A great-great-great-grandson of a leader of the nascent Reform movement, Rabbi David Einhorn — who came to this country because he was too radical for his German co-religionists — the future judge attended Columbia University and New York University Law School before leaving the city in 1978 to clerk for Judge Julia Cooper Mack of the District of Columbia U.S. Court of Appeals.

From there he joined the Justice Department and was recruited into the Office of Special Investigations (OSI). Tasked with tracking down Nazi war criminals hidden among the American populace, Einhorn rose to deputy director and oversaw litigation for dozens of deportation and denaturalization proceedings, including those for the “Butcher of the Balkans,” Andrija Artukovic.

“Bruce brought a very deep passion to this work, and specifically for the work of achieving some justice on behalf of the victims,” said Eli Rosenbaum, who was a colleague at OSI and is now its director. “It was clear that the crimes shocked him deeply, and that the plight of the survivors touched him deeply. And that hasn’t changed. I still get e-mails from Bruce whenever we win a case. He left us 20 years ago, and I still get those e-mails every time. He never forgets. It’s almost like Bruce never left.”

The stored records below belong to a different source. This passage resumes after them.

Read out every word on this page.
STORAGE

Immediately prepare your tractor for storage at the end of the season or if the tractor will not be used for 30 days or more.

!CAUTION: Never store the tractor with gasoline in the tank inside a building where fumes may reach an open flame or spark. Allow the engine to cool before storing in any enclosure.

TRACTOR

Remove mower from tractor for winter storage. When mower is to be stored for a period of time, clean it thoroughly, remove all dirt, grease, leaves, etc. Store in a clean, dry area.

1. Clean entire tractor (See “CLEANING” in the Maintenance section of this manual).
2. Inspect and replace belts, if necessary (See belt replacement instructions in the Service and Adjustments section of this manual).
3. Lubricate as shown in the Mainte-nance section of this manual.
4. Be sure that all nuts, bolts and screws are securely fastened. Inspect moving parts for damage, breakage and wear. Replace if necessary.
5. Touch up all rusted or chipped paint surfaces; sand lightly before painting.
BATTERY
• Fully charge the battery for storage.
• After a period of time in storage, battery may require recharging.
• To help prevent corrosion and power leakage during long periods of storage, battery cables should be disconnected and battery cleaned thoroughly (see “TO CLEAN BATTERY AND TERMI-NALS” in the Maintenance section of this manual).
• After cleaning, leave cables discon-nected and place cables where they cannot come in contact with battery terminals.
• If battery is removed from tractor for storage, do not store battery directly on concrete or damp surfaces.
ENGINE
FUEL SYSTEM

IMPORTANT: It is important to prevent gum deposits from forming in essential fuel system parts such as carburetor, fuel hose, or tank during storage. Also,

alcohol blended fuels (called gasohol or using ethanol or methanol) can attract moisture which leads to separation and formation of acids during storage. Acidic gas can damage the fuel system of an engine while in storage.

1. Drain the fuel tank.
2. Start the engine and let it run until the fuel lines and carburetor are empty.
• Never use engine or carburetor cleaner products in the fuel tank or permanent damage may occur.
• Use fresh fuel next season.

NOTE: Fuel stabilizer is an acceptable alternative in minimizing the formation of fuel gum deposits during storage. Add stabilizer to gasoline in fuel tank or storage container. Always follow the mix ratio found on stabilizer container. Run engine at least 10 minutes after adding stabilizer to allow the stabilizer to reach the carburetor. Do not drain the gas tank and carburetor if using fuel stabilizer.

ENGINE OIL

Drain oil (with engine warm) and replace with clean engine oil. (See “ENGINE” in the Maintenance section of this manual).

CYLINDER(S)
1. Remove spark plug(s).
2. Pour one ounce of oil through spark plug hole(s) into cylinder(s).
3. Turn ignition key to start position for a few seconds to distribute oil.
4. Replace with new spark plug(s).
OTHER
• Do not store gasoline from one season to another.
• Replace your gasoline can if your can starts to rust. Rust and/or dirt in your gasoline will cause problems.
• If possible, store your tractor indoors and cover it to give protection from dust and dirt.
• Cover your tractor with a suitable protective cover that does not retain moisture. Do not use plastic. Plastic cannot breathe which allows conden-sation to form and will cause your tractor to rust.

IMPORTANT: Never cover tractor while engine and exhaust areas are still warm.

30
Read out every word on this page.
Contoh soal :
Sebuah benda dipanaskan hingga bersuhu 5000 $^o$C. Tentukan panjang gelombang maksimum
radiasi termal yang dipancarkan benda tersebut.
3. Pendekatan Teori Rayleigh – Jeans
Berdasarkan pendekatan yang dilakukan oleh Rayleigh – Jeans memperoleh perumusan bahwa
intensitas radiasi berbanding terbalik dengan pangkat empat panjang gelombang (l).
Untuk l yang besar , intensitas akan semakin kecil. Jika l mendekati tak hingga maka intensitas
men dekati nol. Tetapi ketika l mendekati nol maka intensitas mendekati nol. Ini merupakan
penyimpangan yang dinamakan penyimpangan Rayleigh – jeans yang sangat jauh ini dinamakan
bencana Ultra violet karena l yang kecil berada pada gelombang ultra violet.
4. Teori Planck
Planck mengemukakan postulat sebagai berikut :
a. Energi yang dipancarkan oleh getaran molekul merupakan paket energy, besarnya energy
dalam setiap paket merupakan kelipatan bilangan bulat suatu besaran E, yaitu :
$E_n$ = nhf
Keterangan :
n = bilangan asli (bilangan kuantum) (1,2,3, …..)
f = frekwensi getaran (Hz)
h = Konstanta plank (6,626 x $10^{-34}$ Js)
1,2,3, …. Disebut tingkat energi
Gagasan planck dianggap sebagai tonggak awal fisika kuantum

At OSI, Rosenbaum said, Einhorn had a macabre talent for buoying the spirits of attorneys and staffers who spent their days researching the worst crimes in history.

“He wrote little ditties that he would sing about some of our cases,” Rosenbaum said. “I realize it is a gallows humor. But you have to have some tricks to break the depression of this job.”

In 1990, he left for immigration court and the following year joined the faculty of Pepperdine as an adjunct professor of war crimes and international human rights.

“He has just a stellar reputation as a teacher and as a mentor,” said Kenneth Starr, the Whitewater prosecutor who was an early career colleague of Einhorn’s and now serves as the law school’s dean. “He has, as befits his background, a real passion for the subject that he teaches. That passion comes shining through. And he is frankly a source of great inspiration for our students and an encouragement for our students to become involved in human rights issues generally and humanitarian issues specifically.”

When Einhorn received the L.A. 8 case in the spring of 1992, he was the fourth judge to be assigned to it since FBI agents arrested seven Palestinian men, including Hamide and Shehadeh, and a Kenyan woman on Jan. 26, 1987.

The government accused them of providing material support for the Popular Front for the Liberation of Palestine, an organization that had taken credit for car bombings and airline hijackings, in the form of raising money and distributing Al Hadaf, the PFLP’s media mouthpiece.